There are two goals that many people strive to attain in order to have a solid financial foundation. The first is creating and maintaining good credit history. The other is move through life without incurring debt. Surprisingly the two do not go hand in hand. Many consumers are under the false impression that living a debt free life equates having good credit. To understand why debt is needed for good credit you must first understand how credit and debt work together to give lenders a "snapshot" of your financial track record.
How is your credit score calculated?
While there are a number of complex factors involved in determining your credit score let's look at the basic outline to see how your credit score is calculated.

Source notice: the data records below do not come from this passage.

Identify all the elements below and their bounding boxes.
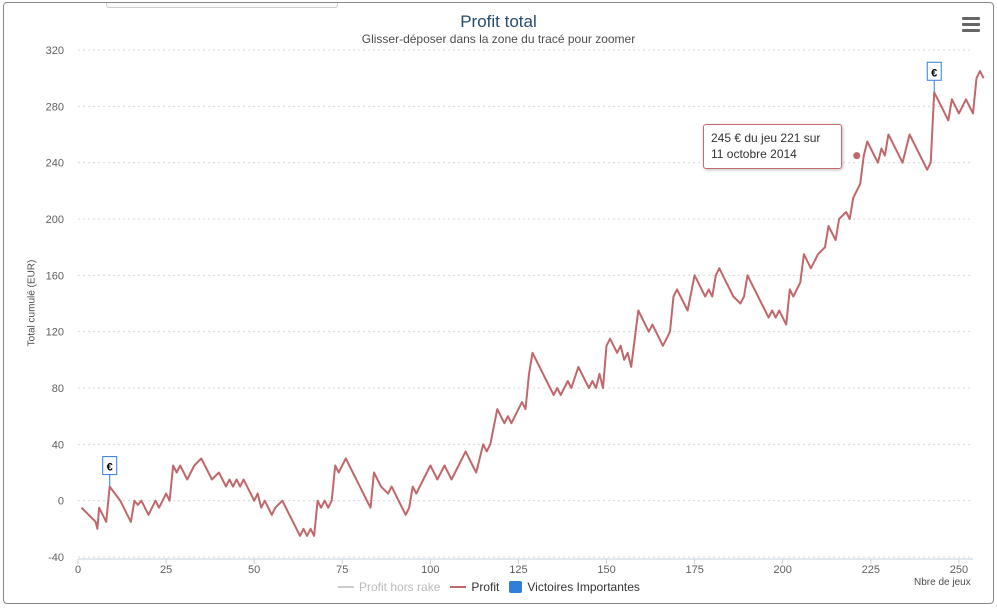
x-tick-label: 225 bbox=[862, 564, 880, 576]
legend: Profit hors rake Profit Victoires Import… bbox=[338, 580, 650, 594]
legend-item-profit-hors-rake[interactable]: Profit hors rake bbox=[338, 580, 440, 594]
x-tick-label: 25 bbox=[160, 564, 172, 576]
x-tick-label: 0 bbox=[75, 564, 81, 576]
tooltip-line-1: 245 € du jeu 221 sur bbox=[711, 131, 821, 145]
x-tick-label: 175 bbox=[685, 564, 703, 576]
y-tick-label: 120 bbox=[46, 327, 64, 339]
y-axis-label: Total cumulé (EUR) bbox=[26, 259, 38, 347]
chart-container bbox=[3, 2, 994, 604]
y-tick-label: 320 bbox=[46, 45, 64, 57]
legend-label: Profit bbox=[471, 580, 500, 594]
axes: -40 0 40 80 120 160 200 240 280 320 0 25 50 75 100 125 1… bbox=[46, 45, 973, 576]
legend-item-profit[interactable]: Profit bbox=[450, 580, 499, 594]
legend-label: Victoires Importantes bbox=[527, 580, 640, 594]
y-tick-label: 40 bbox=[52, 439, 64, 451]
tooltip-line-2: 11 octobre 2014 bbox=[711, 147, 797, 161]
y-tick-label: 240 bbox=[46, 158, 64, 170]
x-axis-label: Nbre de jeux bbox=[914, 577, 971, 588]
top-tab-edge bbox=[106, 3, 338, 8]
x-tick-label: 50 bbox=[248, 564, 260, 576]
legend-item-victoires-importantes[interactable]: Victoires Importantes bbox=[509, 580, 640, 594]
legend-line-swatch bbox=[338, 586, 354, 588]
tooltip: 245 € du jeu 221 sur 11 octobre 2014 bbox=[703, 124, 842, 169]
y-tick-label: 0 bbox=[58, 496, 64, 508]
hover-point-marker bbox=[853, 152, 861, 160]
legend-line-swatch bbox=[450, 586, 467, 588]
hamburger-menu-icon[interactable] bbox=[962, 17, 980, 33]
x-tick-label: 75 bbox=[336, 564, 348, 576]
chart-title: Profit total bbox=[460, 12, 537, 31]
y-tick-label: -40 bbox=[48, 552, 64, 564]
x-tick-label: 125 bbox=[509, 564, 527, 576]
flag-box bbox=[926, 61, 942, 81]
series-layer bbox=[80, 70, 985, 537]
legend-box-swatch bbox=[509, 581, 523, 593]
x-tick-label: 250 bbox=[950, 564, 968, 576]
menu-bar bbox=[962, 23, 980, 26]
y-tick-label: 200 bbox=[46, 214, 64, 226]
menu-bar bbox=[962, 29, 980, 32]
y-tick-label: 80 bbox=[52, 383, 64, 395]
y-tick-label: 280 bbox=[46, 101, 64, 113]
flags-layer: €€ bbox=[102, 61, 942, 487]
x-tick-label: 200 bbox=[774, 564, 792, 576]
flag-label: € bbox=[107, 462, 113, 474]
menu-bar bbox=[962, 17, 980, 20]
flag-box bbox=[102, 456, 118, 476]
flag-label: € bbox=[931, 67, 937, 79]
y-tick-label: 160 bbox=[46, 270, 64, 282]
x-tick-label: 150 bbox=[597, 564, 615, 576]
x-tick-label: 100 bbox=[421, 564, 439, 576]
legend-label: Profit hors rake bbox=[359, 580, 441, 594]
profit-series-line bbox=[80, 70, 985, 537]
chart-subtitle: Glisser-déposer dans la zone du tracé po… bbox=[361, 32, 636, 46]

* Payment History- Counting for roughly 1/3 (35%) of your credit score is your payment history, which basically is a record of how timely you are paying your bills. This is why there is so much emphasis on paying your bills on or before the date they are due. Making late payments not only makes you vulnerable to late fees and increased interest rates, they are a black mark on your credit report.
* Amount of Debt-The next largest factor (30%) contributes to your credit score calculation is the level of debt you currently have. This is compared to your income and the amount of credit available to you.

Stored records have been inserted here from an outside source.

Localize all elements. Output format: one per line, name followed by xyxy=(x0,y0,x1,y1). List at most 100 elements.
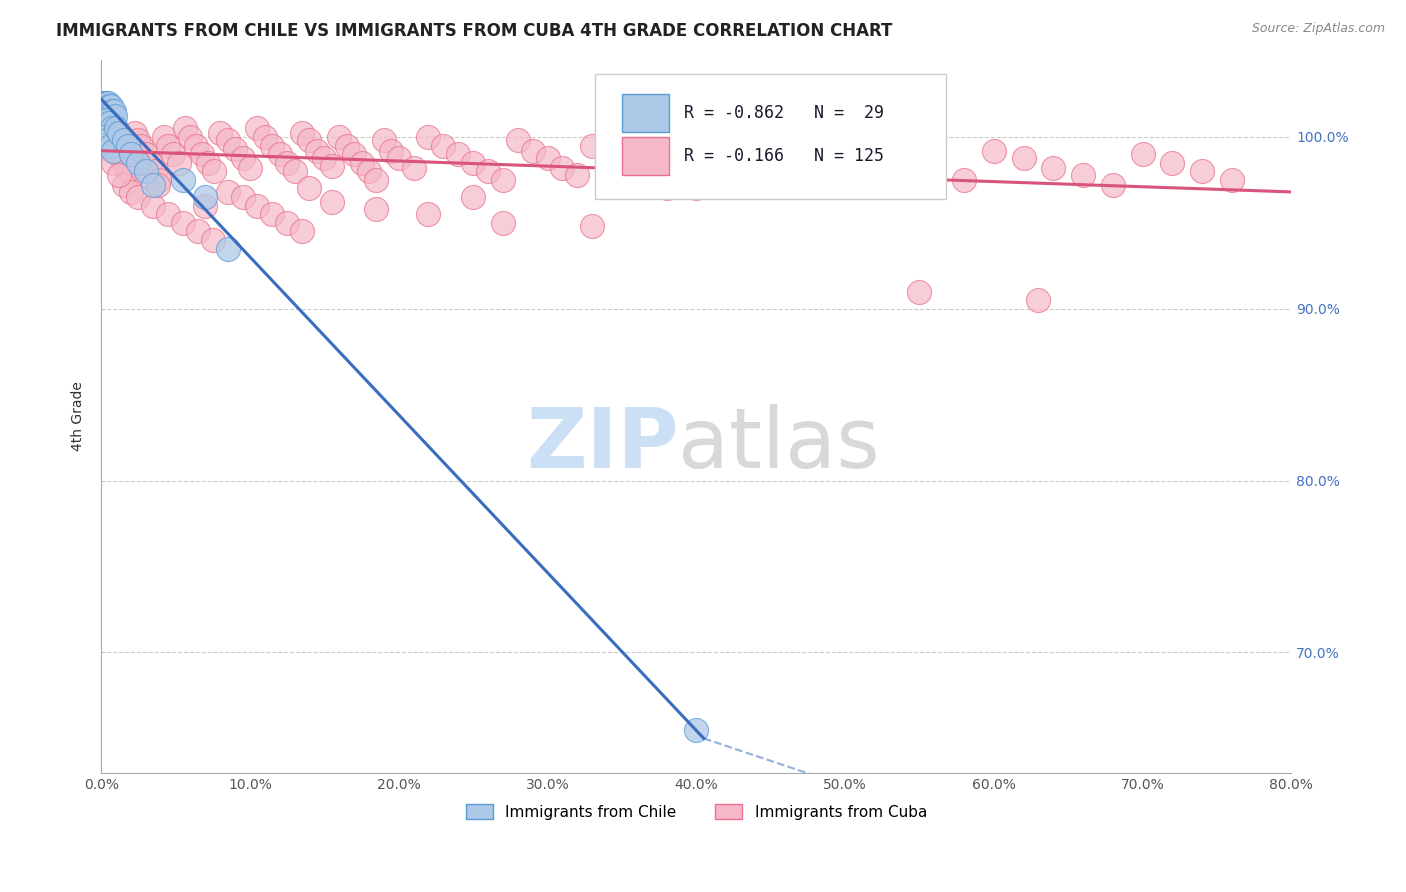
Point xyxy=(191,147,214,161)
Point xyxy=(104,127,127,141)
Point xyxy=(804,168,827,182)
Point xyxy=(157,207,180,221)
Point xyxy=(953,173,976,187)
Point xyxy=(983,144,1005,158)
Point xyxy=(162,147,184,161)
Point xyxy=(276,216,298,230)
Point xyxy=(463,190,485,204)
Point xyxy=(239,161,262,175)
Point xyxy=(924,164,946,178)
Point xyxy=(640,173,662,187)
Point xyxy=(418,130,440,145)
Point xyxy=(655,181,678,195)
Point xyxy=(98,138,121,153)
Point xyxy=(194,199,217,213)
Point xyxy=(1220,173,1243,187)
Point xyxy=(97,95,120,110)
Point xyxy=(357,164,380,178)
Point xyxy=(366,173,388,187)
Point xyxy=(321,159,343,173)
Point xyxy=(581,138,603,153)
Point xyxy=(402,161,425,175)
Point xyxy=(314,151,336,165)
Point xyxy=(104,109,127,123)
FancyBboxPatch shape xyxy=(623,136,669,175)
Point xyxy=(834,138,856,153)
Point xyxy=(232,190,254,204)
Point xyxy=(262,207,284,221)
Point xyxy=(97,116,120,130)
Point xyxy=(135,147,157,161)
Point xyxy=(142,178,165,192)
Point xyxy=(98,99,121,113)
Point xyxy=(350,155,373,169)
Point xyxy=(685,181,707,195)
Point xyxy=(105,121,128,136)
Point xyxy=(551,161,574,175)
Point xyxy=(700,161,723,175)
Point xyxy=(1161,155,1184,169)
Point xyxy=(276,155,298,169)
Point xyxy=(112,133,135,147)
Point xyxy=(596,147,619,161)
Point xyxy=(232,151,254,165)
Point xyxy=(626,164,648,178)
Point xyxy=(96,109,118,123)
Point xyxy=(112,178,135,192)
Point xyxy=(157,138,180,153)
Point xyxy=(305,144,328,158)
Point xyxy=(418,207,440,221)
Point xyxy=(172,173,194,187)
Point xyxy=(759,144,782,158)
Point xyxy=(1191,164,1213,178)
Point xyxy=(135,164,157,178)
Point xyxy=(262,138,284,153)
Point xyxy=(127,133,149,147)
Point xyxy=(108,168,131,182)
Point xyxy=(610,155,633,169)
Y-axis label: 4th Grade: 4th Grade xyxy=(72,381,86,451)
Point xyxy=(101,121,124,136)
Point xyxy=(685,151,707,165)
Text: R = -0.862   N =  29: R = -0.862 N = 29 xyxy=(685,104,884,122)
Point xyxy=(366,202,388,216)
Point xyxy=(186,138,208,153)
Point xyxy=(127,190,149,204)
Point xyxy=(202,164,225,178)
Point xyxy=(492,216,515,230)
Point xyxy=(120,147,142,161)
Point xyxy=(142,199,165,213)
Point xyxy=(179,130,201,145)
Point xyxy=(94,112,117,127)
Point xyxy=(110,151,132,165)
Point xyxy=(93,95,115,110)
Point xyxy=(714,168,737,182)
Point xyxy=(291,224,314,238)
Text: Source: ZipAtlas.com: Source: ZipAtlas.com xyxy=(1251,22,1385,36)
Text: atlas: atlas xyxy=(679,404,880,485)
Point xyxy=(104,144,127,158)
Text: ZIP: ZIP xyxy=(526,404,679,485)
Point xyxy=(789,161,811,175)
Point xyxy=(217,133,239,147)
Point xyxy=(432,138,454,153)
Point xyxy=(522,144,544,158)
Point xyxy=(269,147,291,161)
Point xyxy=(103,104,125,119)
Point xyxy=(139,155,162,169)
Point xyxy=(1042,161,1064,175)
Point xyxy=(463,155,485,169)
Point xyxy=(94,95,117,110)
Point xyxy=(775,151,797,165)
Point xyxy=(120,185,142,199)
Point xyxy=(908,285,931,299)
Point xyxy=(107,147,129,161)
Point xyxy=(97,133,120,147)
Point xyxy=(284,164,307,178)
Point xyxy=(217,185,239,199)
FancyBboxPatch shape xyxy=(623,94,669,132)
Point xyxy=(96,133,118,147)
Point xyxy=(373,133,395,147)
Point xyxy=(730,178,752,192)
Point xyxy=(447,147,470,161)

* Length of credit history- Approximately 15% of your credit score is determined by the length of your credit history.
* Credit Inquiries- Have you recently applied for a credit card, mortgage or car loan? Ten percent (10%) of your credit score is determined by recent credit inquiries. The fewer inquiries the better as multiple attempts to garner credit may be viewed as a sign of financial distress.

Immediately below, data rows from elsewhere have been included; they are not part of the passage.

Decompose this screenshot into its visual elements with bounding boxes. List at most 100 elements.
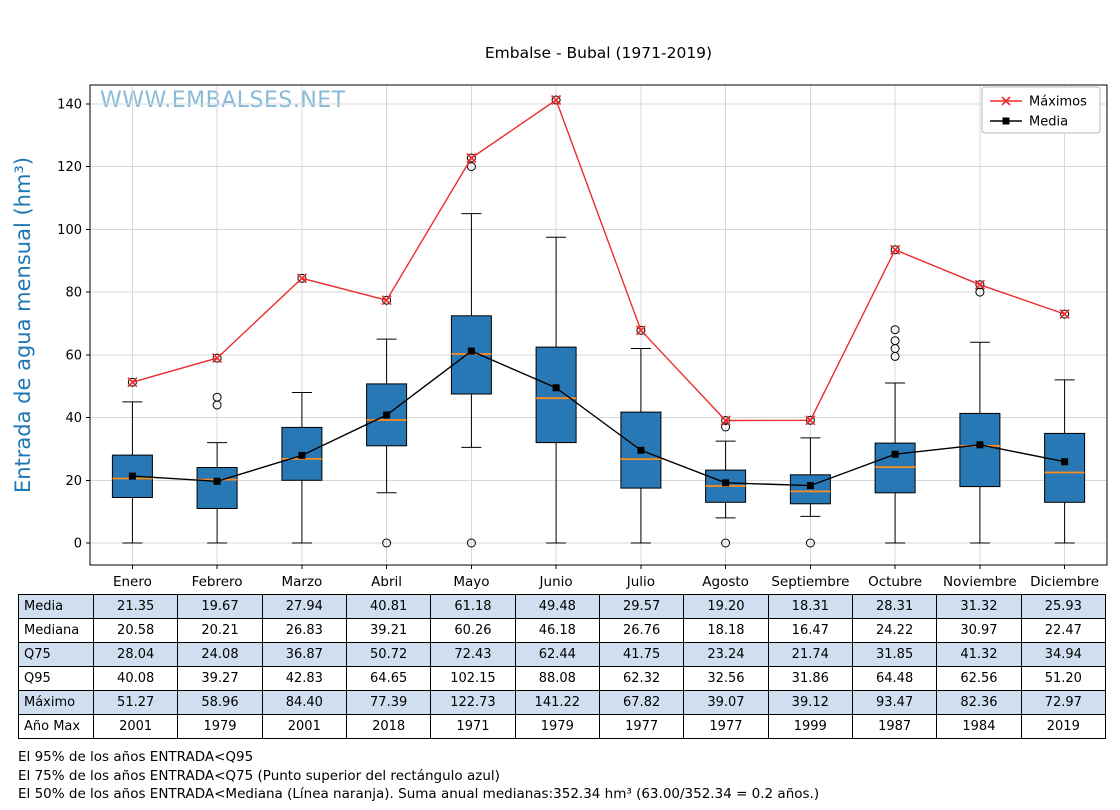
x-tick-label: Agosto — [702, 574, 749, 590]
outlier-point — [466, 538, 476, 548]
row-label: Media — [18, 594, 94, 619]
stats-table-body: Media 21.35 19.67 27.94 40.81 61.18 49.48 29.57… — [18, 594, 1107, 739]
maximos-marker — [635, 325, 646, 336]
table-cell: 28.31 — [851, 594, 938, 619]
table-cell: 31.86 — [767, 666, 853, 691]
media-marker — [467, 347, 475, 355]
table-cell: 72.97 — [1020, 690, 1107, 715]
x-tick-label: Septiembre — [771, 574, 849, 590]
table-cell: 23.24 — [683, 642, 769, 667]
outlier-point — [551, 95, 561, 105]
media-marker — [128, 472, 136, 480]
legend-label: Máximos — [1029, 95, 1087, 110]
maximos-marker — [212, 353, 223, 364]
table-row: Q95 40.08 39.27 42.83 64.65 102.15 88.08 62.32 3… — [18, 666, 1107, 691]
maximos-marker — [805, 415, 816, 426]
y-tick-label: 120 — [57, 160, 82, 175]
watermark: WWW.EMBALSES.NET — [100, 88, 346, 113]
table-cell: 28.04 — [92, 642, 179, 667]
x-tick-label: Diciembre — [1030, 574, 1099, 590]
table-cell: 21.74 — [767, 642, 853, 667]
outlier-point — [890, 336, 900, 346]
y-tick-label: 40 — [65, 411, 82, 426]
table-cell: 64.65 — [345, 666, 432, 691]
table-row: Máximo 51.27 58.96 84.40 77.39 122.73 141.22 67… — [18, 690, 1107, 715]
media-marker — [722, 479, 730, 487]
table-row: Media 21.35 19.67 27.94 40.81 61.18 49.48 29.57… — [18, 594, 1107, 619]
table-cell: 27.94 — [261, 594, 347, 619]
x-tick-label: Febrero — [192, 574, 243, 590]
media-marker — [806, 482, 814, 490]
boxplot-mayo — [450, 153, 492, 548]
table-cell: 88.08 — [514, 666, 600, 691]
table-cell: 31.85 — [851, 642, 938, 667]
boxplot-julio — [620, 325, 662, 544]
iqr-box — [959, 412, 1001, 488]
maximos-marker — [1059, 309, 1070, 320]
table-cell: 51.20 — [1020, 666, 1107, 691]
table-cell: 64.48 — [851, 666, 938, 691]
outlier-point — [636, 325, 646, 335]
table-cell: 16.47 — [767, 618, 853, 643]
table-row: Q75 28.04 24.08 36.87 50.72 72.43 62.44 41.75 23… — [18, 642, 1107, 667]
media-marker — [552, 384, 560, 392]
table-cell: 93.47 — [851, 690, 938, 715]
maximos-marker — [127, 377, 138, 388]
y-tick-label: 20 — [65, 474, 82, 489]
table-cell: 18.18 — [683, 618, 769, 643]
row-label: Q75 — [18, 642, 94, 667]
row-label: Año Max — [18, 714, 94, 739]
table-cell: 30.97 — [936, 618, 1022, 643]
table-cell: 31.32 — [936, 594, 1022, 619]
stats-table: Media 21.35 19.67 27.94 40.81 61.18 49.48 29.57… — [18, 594, 1107, 739]
table-cell: 2001 — [92, 714, 179, 739]
table-cell: 39.21 — [345, 618, 432, 643]
table-cell: 72.43 — [430, 642, 516, 667]
maximos-marker — [296, 273, 307, 284]
boxplot-septiembre — [789, 415, 831, 548]
outlier-point — [805, 538, 815, 548]
table-cell: 77.39 — [345, 690, 432, 715]
table-cell: 62.44 — [514, 642, 600, 667]
table-cell: 1999 — [767, 714, 853, 739]
x-tick-label: Julio — [626, 574, 655, 590]
outlier-point — [1060, 309, 1070, 319]
table-cell: 1979 — [514, 714, 600, 739]
legend-label: Media — [1029, 115, 1068, 130]
x-tick-label: Enero — [113, 574, 152, 590]
table-cell: 41.75 — [598, 642, 685, 667]
y-tick-label: 60 — [65, 348, 82, 363]
maximos-marker — [466, 152, 477, 164]
media-marker — [213, 477, 221, 485]
outlier-point — [721, 422, 731, 432]
row-label: Mediana — [18, 618, 94, 643]
iqr-box — [196, 467, 238, 509]
table-cell: 42.83 — [261, 666, 347, 691]
maximos-line — [132, 98, 1065, 422]
table-cell: 22.47 — [1020, 618, 1107, 643]
outlier-point — [382, 538, 392, 548]
table-cell: 2018 — [345, 714, 432, 739]
outlier-point — [466, 162, 476, 172]
iqr-box — [535, 346, 577, 444]
table-cell: 25.93 — [1020, 594, 1107, 619]
media-marker — [1061, 458, 1069, 466]
table-cell: 20.58 — [92, 618, 179, 643]
boxplot-chart: 0 20 40 60 80 100 120 140 Enero Febrero Marzo Abril… — [57, 84, 1108, 590]
table-cell: 2001 — [261, 714, 347, 739]
table-cell: 39.12 — [767, 690, 853, 715]
footnote-q95: El 95% de los años ENTRADA<Q95 — [18, 749, 254, 765]
table-cell: 1979 — [177, 714, 263, 739]
boxplot-noviembre — [959, 280, 1001, 544]
table-cell: 26.83 — [261, 618, 347, 643]
table-cell: 141.22 — [514, 690, 600, 715]
table-cell: 21.35 — [92, 594, 179, 619]
x-tick-label: Abril — [371, 574, 402, 590]
x-tick-label: Marzo — [281, 574, 322, 590]
outlier-point — [382, 295, 392, 305]
table-cell: 102.15 — [430, 666, 516, 691]
iqr-box — [789, 474, 831, 505]
iqr-box — [1044, 432, 1086, 503]
table-cell: 20.21 — [177, 618, 263, 643]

* Type of debt- There are different types of debt and they are viewed differently when calculating your credit score. The remaining 10% of your credit score is determined by the type and amount of debt you are carrying. For example if a large percentage of your current debt is your mortgage or car loan that is viewed more favorably than having the same amount of debt from credit cards or payday loans.
Now that you can see what factors are contributing to your credit score it should be clear why having no debt could have a negative impact on that score. With that in mind, your credit history is a tool for lenders to use to determine how likely you are to pay back a financial obligation. By having or using credit responsibly you will establish a positive history of using and repaying credit.
Living a life free of debt should always be your goal and you definitely should not rack up debt or get a loan for the sole purpose of creating a history of payments. However you should understand that having a good credit history or score is equally important when it comes to proving you are worthy of credit. By understanding how debt and credit work, you are more likely to find the balance to achieve these two important financial factors.